Picture a phone booth full of water like the one in the picture. Now picture the front and back of the booth. The front and back of the booth are made up of two lines or dimensions. The first dimension extends across the front of the phone booth. Our statistics show us that the care acts will vary along this dimension based upon how able the person is to care for their own lives. The person can be very able a young or middle-aged adult or they can be very dependent – an infant or a person in a coma. So across the front of the cube we can locate all of the possible degrees of ability inbetween those two extremes.  This dimension is shared by the bottom and top.

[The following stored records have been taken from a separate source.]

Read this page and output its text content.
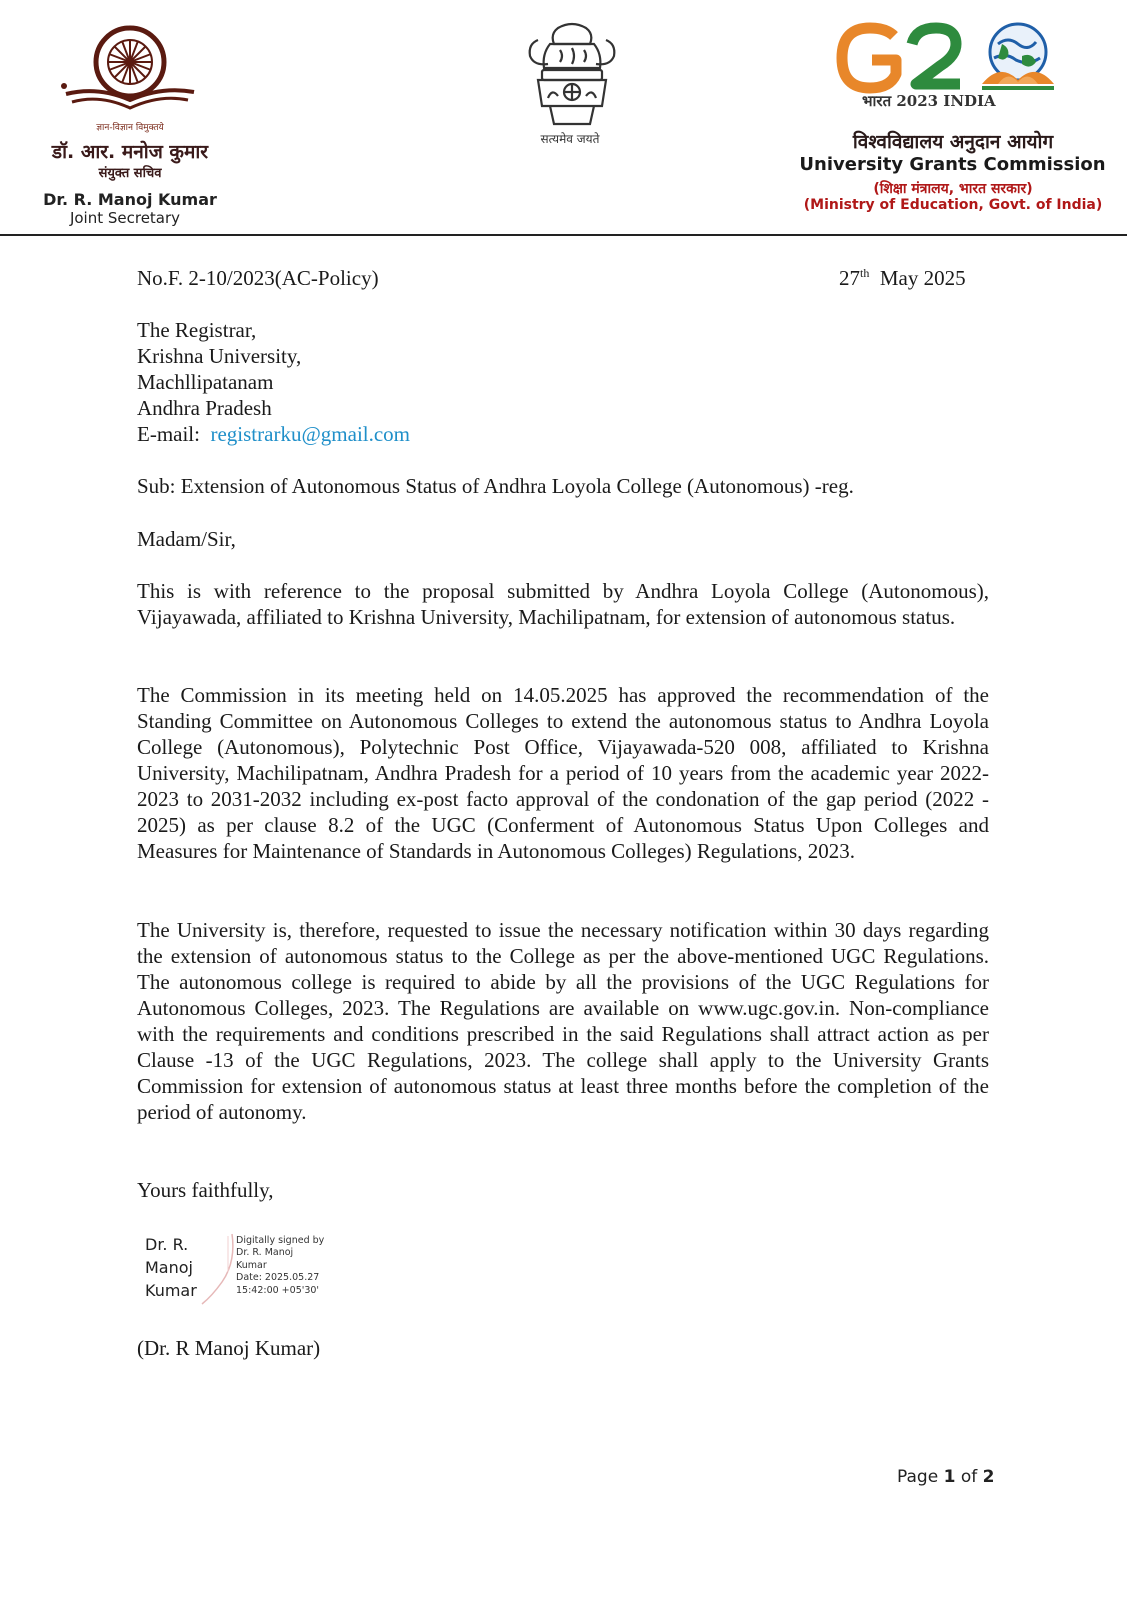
ज्ञान-विज्ञान विमुक्तये
डॉ. आर. मनोज कुमार
संयुक्त सचिव
Dr. R. Manoj Kumar
Joint Secretary
सत्यमेव जयते
भारत 2023 INDIA
विश्वविद्यालय अनुदान आयोग
University Grants Commission
(शिक्षा मंत्रालय, भारत सरकार)
(Ministry of Education, Govt. of India)
No.F. 2-10/2023(AC-Policy)	27th May 2025
The Registrar,
Krishna University,
Machllipatanam
Andhra Pradesh
E-mail: registrarku@gmail.com
Sub: Extension of Autonomous Status of Andhra Loyola College (Autonomous) -reg.
Madam/Sir,
This is with reference to the proposal submitted by Andhra Loyola College (Autonomous), Vijayawada, affiliated to Krishna University, Machilipatnam, for extension of autonomous status.
The Commission in its meeting held on 14.05.2025 has approved the recommendation of the Standing Committee on Autonomous Colleges to extend the autonomous status to Andhra Loyola College (Autonomous), Polytechnic Post Office, Vijayawada-520 008, affiliated to Krishna University, Machilipatnam, Andhra Pradesh for a period of 10 years from the academic year 2022-2023 to 2031-2032 including ex-post facto approval of the condonation of the gap period (2022 - 2025) as per clause 8.2 of the UGC (Conferment of Autonomous Status Upon Colleges and Measures for Maintenance of Standards in Autonomous Colleges) Regulations, 2023.
The University is, therefore, requested to issue the necessary notification within 30 days regarding the extension of autonomous status to the College as per the above-mentioned UGC Regulations. The autonomous college is required to abide by all the provisions of the UGC Regulations for Autonomous Colleges, 2023. The Regulations are available on www.ugc.gov.in. Non-compliance with the requirements and conditions prescribed in the said Regulations shall attract action as per Clause -13 of the UGC Regulations, 2023. The college shall apply to the University Grants Commission for extension of autonomous status at least three months before the completion of the period of autonomy.
Yours faithfully,
Dr. R.
Manoj
Kumar
Digitally signed by
Dr. R. Manoj
Kumar
Date: 2025.05.27
15:42:00 +05'30'
(Dr. R Manoj Kumar)
Page 1 of 2
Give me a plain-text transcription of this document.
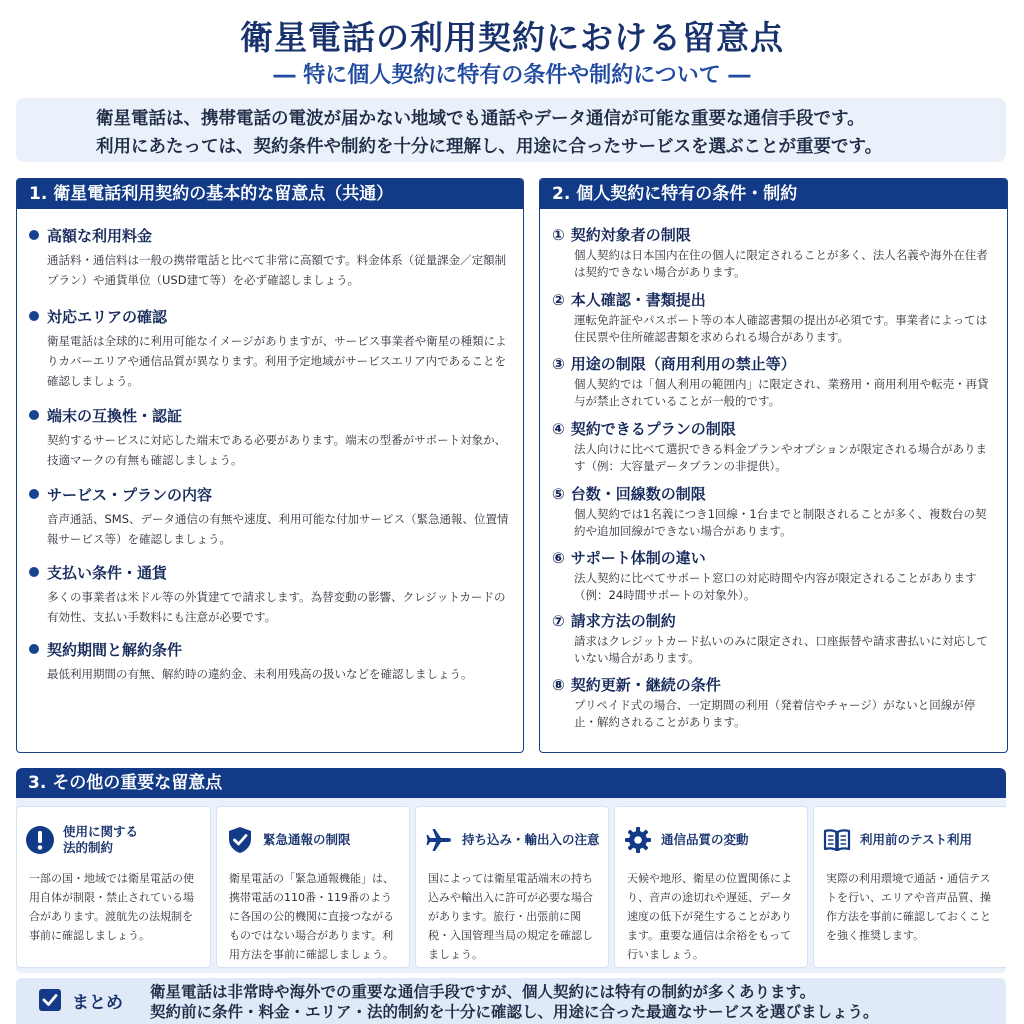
衛星電話の利用契約における留意点
― 特に個人契約に特有の条件や制約について ―

衛星電話は、携帯電話の電波が届かない地域でも通話やデータ通信が可能な重要な通信手段です。

利用にあたっては、契約条件や制約を十分に理解し、用途に合ったサービスを選ぶことが重要です。

1. 衛星電話利用契約の基本的な留意点（共通）
高額な利用料金
通話料・通信料は一般の携帯電話と比べて非常に高額です。料金体系（従量課金／定額制プラン）や通貨単位（USD建て等）を必ず確認しましょう。
対応エリアの確認
衛星電話は全球的に利用可能なイメージがありますが、サービス事業者や衛星の種類によりカバーエリアや通信品質が異なります。利用予定地域がサービスエリア内であることを確認しましょう。
端末の互換性・認証
契約するサービスに対応した端末である必要があります。端末の型番がサポート対象か、技適マークの有無も確認しましょう。
サービス・プランの内容
音声通話、SMS、データ通信の有無や速度、利用可能な付加サービス（緊急通報、位置情報サービス等）を確認しましょう。
支払い条件・通貨
多くの事業者は米ドル等の外貨建てで請求します。為替変動の影響、クレジットカードの有効性、支払い手数料にも注意が必要です。
契約期間と解約条件
最低利用期間の有無、解約時の違約金、未利用残高の扱いなどを確認しましょう。
2. 個人契約に特有の条件・制約
① 契約対象者の制限
個人契約は日本国内在住の個人に限定されることが多く、法人名義や海外在住者は契約できない場合があります。
② 本人確認・書類提出
運転免許証やパスポート等の本人確認書類の提出が必須です。事業者によっては住民票や住所確認書類を求められる場合があります。
③ 用途の制限（商用利用の禁止等）
個人契約では「個人利用の範囲内」に限定され、業務用・商用利用や転売・再貸与が禁止されていることが一般的です。
④ 契約できるプランの制限
法人向けに比べて選択できる料金プランやオプションが限定される場合があります（例：大容量データプランの非提供）。
⑤ 台数・回線数の制限
個人契約では1名義につき1回線・1台までと制限されることが多く、複数台の契約や追加回線ができない場合があります。
⑥ サポート体制の違い
法人契約に比べてサポート窓口の対応時間や内容が限定されることがあります（例：24時間サポートの対象外）。
⑦ 請求方法の制約
請求はクレジットカード払いのみに限定され、口座振替や請求書払いに対応していない場合があります。
⑧ 契約更新・継続の条件
プリペイド式の場合、一定期間の利用（発着信やチャージ）がないと回線が停止・解約されることがあります。
3. その他の重要な留意点
使用に関する
法的制約
一部の国・地域では衛星電話の使用自体が制限・禁止されている場合があります。渡航先の法規制を事前に確認しましょう。
緊急通報の制限
衛星電話の「緊急通報機能」は、携帯電話の110番・119番のように各国の公的機関に直接つながるものではない場合があります。利用方法を事前に確認しましょう。
持ち込み・輸出入の注意
国によっては衛星電話端末の持ち込みや輸出入に許可が必要な場合があります。旅行・出張前に関税・入国管理当局の規定を確認しましょう。
通信品質の変動
天候や地形、衛星の位置関係により、音声の途切れや遅延、データ速度の低下が発生することがあります。重要な通信は余裕をもって行いましょう。
利用前のテスト利用
実際の利用環境で通話・通信テストを行い、エリアや音声品質、操作方法を事前に確認しておくことを強く推奨します。
まとめ
衛星電話は非常時や海外での重要な通信手段ですが、個人契約には特有の制約が多くあります。
契約前に条件・料金・エリア・法的制約を十分に確認し、用途に合った最適なサービスを選びましょう。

The second dimension that defines the front and back sides, surfaces or planes of the cube goes up and down.  Points along this line or dimension are more or less serious or critical.  A wound to the heart would be among the most acute or major threats to the life of the person. Dropping ones glasses would be among the least serious threats to the life of the person or organism.

This dimension is shared with the two side surfaces.

Now, picture the sides of the phone booth. The sides of the booth extend from the top to the bottom.

This side represents the need. How serious or life threatening is the need? Does the newborn need to be kept alive in an intensive care unit? Does the infant need a smile or a game of peek a boo? The range of variation of the threat to the life is mapped along the side of the cube. In health care this term is sometimes called acuity. How acute is the problem?

The third dimension is the distance from front to back and defines both the side surfaces, and top and bottom.  This dimension varies in terms of distance from self. How close is the care giver to the care receiver's home and heart. The recognition of mother, father, family kin, kith, clan and stranger is an ancient concept.  Intimacy between the care giver and care receiver is measured along this dimention.  Is the caregiver a stranger ? He might picks up the glasses of an older person who dropped them? Or is it a mother who is breast feeding ; daughter who is bathing an ailing parent, or a nurse who is caring for a patient? 
These three dimensions were created by a statistical method called multidimensional scaling.  Three dimensions were produced when we poured our data into a computer program that took all of the individual's questionaire responses and created a map of the universe of care, and we could make some predictions about how different people think about care and the values they place on it.  By using a computer program we are able to determine relationships among the responders to our questionaire and by thinking about how these responses differed from one another we were able to hypothosize that these are the three dimensions  that describe the shape the universe of care in the minds of Americans.  

Not only did multidimensional scaling give us the three dimensional map it plotted responses within the space. Thus, we could identify different kinds of care.  Some of these kinds of care have names: Pregnancy, Homemaking, Child care, Nursing care, Mothering, helping, kindness, compassion.  Others do not have names. They are so ubiquitous that they have never been named.  

This has been an exciting time for me. While this research was completed in 1991, I only recently understood how to explain it to you, the reader, who is unaccustomed to these methods of study,  in ways that are interesting, accurate, and understandable. So for the next few months I'll be posting the lessons learned from my research about care.